I don't know if it comes from the <files glob pattern such as *.mp4> or something else.

Cheers!

jjjake commented 2 days ago

Sorry for the trouble @maaaaz. I'm seeing similar reports elsewhere (https://github.com/jjjake/internetarchive/pull/662 for example).

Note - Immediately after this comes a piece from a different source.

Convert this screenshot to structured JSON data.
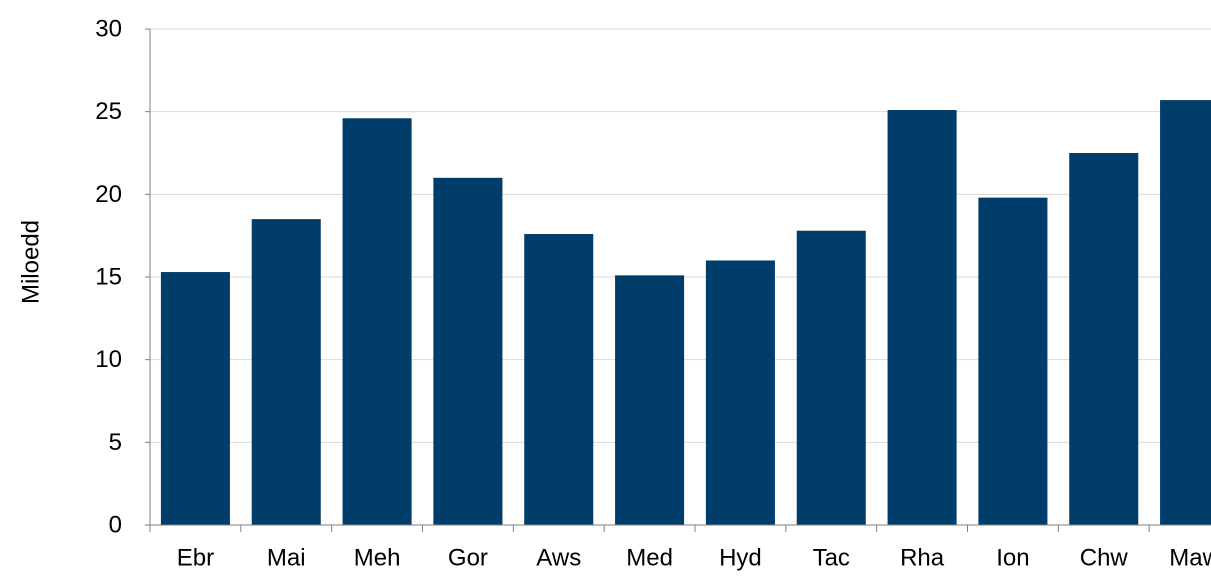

Please let me know if you're able to reproduce it or provide any other info. I'll try to figure out what's going on here ASAP.

maaaaz commented 11 hours ago

Hey @jjjake, in the release notes of the v5.0.3 I can see: Fixed bug where InvalidHeader was being raised when a custom scanner was provided in some cases.

Is the fix related to this issue ?

Anyway, thank you !

jjjake commented 10 hours ago

@maaaaz Yes, my apologies -- I meant to follow up here! Please let me know if you run into any other issues. Thanks again for the report.